Former Wimbledon champ Boris Becker drops claim for diplomatic immunity
Mr Becker cheering on Alexander Zverev of Germany at the Davis Cup in Brisbane earlier this year (AAP: Darren England)
Retired German tennis star Boris Becker has dropped his claim to have diplomatic immunity from bankruptcy proceedings in Britain.
The three-time Wimbledon champion had been claiming his unpaid role as a sports attaché for Central African Republic gave him immunity from bankruptcy rulings.
Mr Becker’s lawyers argued in June that his work on sporting, cultural and humanitarian affairs meant he was covered by a 1961 convention on diplomatic relations which means he, “cannot be subject to legal process in the courts of any country for so long as he remains a recognised diplomatic agent”.
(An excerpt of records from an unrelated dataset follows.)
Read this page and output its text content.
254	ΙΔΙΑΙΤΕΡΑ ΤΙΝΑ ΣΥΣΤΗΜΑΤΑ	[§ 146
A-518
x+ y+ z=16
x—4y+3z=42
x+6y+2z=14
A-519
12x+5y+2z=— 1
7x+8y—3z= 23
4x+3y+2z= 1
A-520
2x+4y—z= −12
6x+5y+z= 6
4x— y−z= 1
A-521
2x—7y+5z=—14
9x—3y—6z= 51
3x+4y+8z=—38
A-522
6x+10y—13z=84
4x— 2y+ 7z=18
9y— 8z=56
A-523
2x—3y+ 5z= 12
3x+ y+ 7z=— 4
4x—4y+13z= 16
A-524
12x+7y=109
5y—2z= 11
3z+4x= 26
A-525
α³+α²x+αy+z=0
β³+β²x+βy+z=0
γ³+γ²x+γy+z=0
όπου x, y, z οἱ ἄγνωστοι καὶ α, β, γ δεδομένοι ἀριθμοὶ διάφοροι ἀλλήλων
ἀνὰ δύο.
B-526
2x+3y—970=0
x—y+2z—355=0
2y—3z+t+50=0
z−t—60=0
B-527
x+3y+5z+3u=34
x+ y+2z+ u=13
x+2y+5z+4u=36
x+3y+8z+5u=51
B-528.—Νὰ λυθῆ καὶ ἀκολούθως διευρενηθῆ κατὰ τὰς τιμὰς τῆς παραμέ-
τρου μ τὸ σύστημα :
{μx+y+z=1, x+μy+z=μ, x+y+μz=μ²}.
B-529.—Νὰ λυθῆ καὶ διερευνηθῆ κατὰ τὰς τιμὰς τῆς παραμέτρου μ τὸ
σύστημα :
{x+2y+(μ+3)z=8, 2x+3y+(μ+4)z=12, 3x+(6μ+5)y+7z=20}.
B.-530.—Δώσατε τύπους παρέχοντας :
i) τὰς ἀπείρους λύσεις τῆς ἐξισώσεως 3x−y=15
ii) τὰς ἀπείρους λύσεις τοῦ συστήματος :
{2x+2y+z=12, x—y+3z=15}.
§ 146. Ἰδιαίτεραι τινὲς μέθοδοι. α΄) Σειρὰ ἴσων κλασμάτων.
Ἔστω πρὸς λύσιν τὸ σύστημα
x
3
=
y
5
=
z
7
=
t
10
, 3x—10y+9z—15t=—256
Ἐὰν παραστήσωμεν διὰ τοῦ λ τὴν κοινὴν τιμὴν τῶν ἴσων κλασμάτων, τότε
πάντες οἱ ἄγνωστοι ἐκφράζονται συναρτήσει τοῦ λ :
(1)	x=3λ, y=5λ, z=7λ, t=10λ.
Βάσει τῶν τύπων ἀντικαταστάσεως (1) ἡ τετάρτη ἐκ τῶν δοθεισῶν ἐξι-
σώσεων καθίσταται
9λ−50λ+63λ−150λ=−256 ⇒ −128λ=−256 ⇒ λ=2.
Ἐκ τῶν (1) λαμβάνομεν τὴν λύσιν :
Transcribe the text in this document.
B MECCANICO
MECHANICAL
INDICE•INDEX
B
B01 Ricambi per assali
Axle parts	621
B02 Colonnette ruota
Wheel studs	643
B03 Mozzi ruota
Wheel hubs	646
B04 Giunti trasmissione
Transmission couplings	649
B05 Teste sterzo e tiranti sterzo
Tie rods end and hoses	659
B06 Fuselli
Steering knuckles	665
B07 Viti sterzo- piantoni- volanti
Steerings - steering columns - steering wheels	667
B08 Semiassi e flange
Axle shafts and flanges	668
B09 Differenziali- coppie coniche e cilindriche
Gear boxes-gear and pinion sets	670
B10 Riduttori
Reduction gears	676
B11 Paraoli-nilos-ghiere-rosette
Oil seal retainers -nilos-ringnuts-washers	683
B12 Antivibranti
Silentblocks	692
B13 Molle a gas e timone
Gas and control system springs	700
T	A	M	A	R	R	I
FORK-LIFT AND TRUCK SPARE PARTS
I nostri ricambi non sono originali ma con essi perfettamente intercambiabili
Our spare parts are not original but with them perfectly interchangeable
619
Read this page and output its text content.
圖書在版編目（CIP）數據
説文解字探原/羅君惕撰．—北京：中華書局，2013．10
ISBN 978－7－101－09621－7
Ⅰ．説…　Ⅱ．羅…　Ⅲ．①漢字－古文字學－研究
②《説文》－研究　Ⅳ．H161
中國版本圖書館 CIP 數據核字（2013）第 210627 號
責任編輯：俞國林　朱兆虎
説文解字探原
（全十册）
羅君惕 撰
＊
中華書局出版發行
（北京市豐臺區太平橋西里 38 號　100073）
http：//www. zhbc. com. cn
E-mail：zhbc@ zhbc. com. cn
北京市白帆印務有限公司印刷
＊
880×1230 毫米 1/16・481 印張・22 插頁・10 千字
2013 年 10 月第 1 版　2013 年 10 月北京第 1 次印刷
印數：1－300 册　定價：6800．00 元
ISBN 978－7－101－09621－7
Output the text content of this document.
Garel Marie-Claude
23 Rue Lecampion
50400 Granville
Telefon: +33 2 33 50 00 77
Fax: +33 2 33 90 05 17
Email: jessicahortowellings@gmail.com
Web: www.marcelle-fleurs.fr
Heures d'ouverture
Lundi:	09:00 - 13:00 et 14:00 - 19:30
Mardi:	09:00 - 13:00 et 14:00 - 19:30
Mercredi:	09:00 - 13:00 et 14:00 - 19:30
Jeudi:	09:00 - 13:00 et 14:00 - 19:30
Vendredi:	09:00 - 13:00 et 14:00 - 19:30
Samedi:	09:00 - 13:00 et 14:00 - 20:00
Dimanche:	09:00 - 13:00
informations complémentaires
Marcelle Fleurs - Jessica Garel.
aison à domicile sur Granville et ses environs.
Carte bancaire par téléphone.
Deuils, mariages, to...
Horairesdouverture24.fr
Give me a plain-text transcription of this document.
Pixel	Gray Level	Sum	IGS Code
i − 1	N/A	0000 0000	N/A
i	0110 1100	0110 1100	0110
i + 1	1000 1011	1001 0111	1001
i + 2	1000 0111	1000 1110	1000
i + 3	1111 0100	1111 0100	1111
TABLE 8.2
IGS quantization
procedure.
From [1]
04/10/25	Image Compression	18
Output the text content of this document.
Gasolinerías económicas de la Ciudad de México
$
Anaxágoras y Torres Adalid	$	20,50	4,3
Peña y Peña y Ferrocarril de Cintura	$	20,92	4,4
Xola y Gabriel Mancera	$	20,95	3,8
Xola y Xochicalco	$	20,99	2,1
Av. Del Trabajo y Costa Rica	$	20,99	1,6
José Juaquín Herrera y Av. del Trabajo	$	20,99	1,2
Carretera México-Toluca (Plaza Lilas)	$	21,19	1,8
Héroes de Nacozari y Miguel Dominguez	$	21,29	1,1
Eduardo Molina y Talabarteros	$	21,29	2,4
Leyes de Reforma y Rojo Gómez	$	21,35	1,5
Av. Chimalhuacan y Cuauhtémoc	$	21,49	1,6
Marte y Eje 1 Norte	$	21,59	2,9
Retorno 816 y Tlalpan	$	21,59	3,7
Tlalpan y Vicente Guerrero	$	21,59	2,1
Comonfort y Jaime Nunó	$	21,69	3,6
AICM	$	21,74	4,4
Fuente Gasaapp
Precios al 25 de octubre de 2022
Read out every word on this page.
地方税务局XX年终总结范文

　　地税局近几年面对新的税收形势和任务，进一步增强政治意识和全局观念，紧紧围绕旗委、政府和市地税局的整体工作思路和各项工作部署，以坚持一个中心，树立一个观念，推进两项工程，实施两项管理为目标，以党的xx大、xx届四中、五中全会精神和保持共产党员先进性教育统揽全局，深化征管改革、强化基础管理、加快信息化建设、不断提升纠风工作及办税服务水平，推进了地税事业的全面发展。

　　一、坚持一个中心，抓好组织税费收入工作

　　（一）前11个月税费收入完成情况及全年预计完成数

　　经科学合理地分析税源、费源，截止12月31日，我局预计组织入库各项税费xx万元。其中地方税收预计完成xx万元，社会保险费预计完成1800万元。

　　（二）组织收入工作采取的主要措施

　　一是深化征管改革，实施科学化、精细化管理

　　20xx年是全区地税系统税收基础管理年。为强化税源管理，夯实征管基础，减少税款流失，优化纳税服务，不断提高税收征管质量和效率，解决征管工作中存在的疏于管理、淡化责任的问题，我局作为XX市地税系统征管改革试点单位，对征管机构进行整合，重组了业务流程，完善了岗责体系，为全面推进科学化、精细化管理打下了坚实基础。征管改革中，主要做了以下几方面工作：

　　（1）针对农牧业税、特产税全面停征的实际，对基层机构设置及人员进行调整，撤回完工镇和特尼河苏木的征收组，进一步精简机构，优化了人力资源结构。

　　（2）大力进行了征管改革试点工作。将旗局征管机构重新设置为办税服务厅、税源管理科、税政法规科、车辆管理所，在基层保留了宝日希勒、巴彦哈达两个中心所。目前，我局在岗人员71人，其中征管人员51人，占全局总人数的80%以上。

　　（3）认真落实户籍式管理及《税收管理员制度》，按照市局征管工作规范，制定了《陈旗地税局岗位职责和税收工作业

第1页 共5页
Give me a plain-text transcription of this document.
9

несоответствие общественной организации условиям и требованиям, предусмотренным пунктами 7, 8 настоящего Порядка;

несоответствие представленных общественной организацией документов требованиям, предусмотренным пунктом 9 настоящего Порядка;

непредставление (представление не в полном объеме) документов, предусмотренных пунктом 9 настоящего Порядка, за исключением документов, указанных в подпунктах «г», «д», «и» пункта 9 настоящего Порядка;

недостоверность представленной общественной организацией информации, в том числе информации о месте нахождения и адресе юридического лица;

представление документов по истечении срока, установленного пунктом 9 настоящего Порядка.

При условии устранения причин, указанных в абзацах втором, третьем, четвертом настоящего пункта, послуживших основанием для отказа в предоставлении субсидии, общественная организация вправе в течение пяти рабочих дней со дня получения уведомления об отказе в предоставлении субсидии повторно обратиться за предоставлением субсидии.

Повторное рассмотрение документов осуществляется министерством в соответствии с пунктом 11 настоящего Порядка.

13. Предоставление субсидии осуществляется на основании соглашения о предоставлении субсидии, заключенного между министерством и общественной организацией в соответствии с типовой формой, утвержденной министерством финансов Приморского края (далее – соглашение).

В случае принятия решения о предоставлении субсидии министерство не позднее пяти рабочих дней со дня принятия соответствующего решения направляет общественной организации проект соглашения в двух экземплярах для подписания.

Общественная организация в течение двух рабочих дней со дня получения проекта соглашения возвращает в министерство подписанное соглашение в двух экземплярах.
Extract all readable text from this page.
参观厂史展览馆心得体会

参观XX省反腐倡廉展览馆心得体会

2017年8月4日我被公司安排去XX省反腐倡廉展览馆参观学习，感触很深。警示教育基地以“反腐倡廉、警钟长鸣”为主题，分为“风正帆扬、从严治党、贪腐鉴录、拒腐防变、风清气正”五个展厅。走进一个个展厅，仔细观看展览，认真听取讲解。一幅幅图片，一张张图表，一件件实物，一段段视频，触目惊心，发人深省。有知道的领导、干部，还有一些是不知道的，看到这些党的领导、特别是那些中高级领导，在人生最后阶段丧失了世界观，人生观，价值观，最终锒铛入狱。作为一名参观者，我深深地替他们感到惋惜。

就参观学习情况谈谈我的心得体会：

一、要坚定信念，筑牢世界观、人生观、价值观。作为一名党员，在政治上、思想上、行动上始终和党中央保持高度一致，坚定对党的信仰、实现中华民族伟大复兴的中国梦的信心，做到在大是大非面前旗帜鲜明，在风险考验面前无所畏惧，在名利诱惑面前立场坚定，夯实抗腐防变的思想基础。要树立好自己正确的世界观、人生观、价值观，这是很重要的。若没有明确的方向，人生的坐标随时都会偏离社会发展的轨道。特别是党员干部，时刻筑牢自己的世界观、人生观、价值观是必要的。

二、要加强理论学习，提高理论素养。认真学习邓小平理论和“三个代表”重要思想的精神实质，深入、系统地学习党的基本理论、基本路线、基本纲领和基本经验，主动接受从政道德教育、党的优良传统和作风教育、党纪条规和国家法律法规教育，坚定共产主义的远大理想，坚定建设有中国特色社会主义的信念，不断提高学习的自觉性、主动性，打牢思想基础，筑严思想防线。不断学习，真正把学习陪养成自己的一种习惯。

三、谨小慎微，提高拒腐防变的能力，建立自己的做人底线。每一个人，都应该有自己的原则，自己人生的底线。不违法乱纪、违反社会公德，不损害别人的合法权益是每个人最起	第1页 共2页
That assertion has now been abandoned.
Mr Becker was declared bankrupt in June 2017.
He is selling some of his memorabilia, including Wimbledon trophies, to try to lower his debts.
Mr Becker is known for becoming the youngest Wimbledon champion, when he took the first of his three titles in 1985 at the age of 17.
In recent years, he has been in the media for a cheating scandal that ended in a messy divorce and, even wrote a tell-all book about his troubles with sex, drugs and alcohol.
The 50-year-old, who was born in Germany, also coached tennis star Novak Djokovic and has worked as a TV commentator.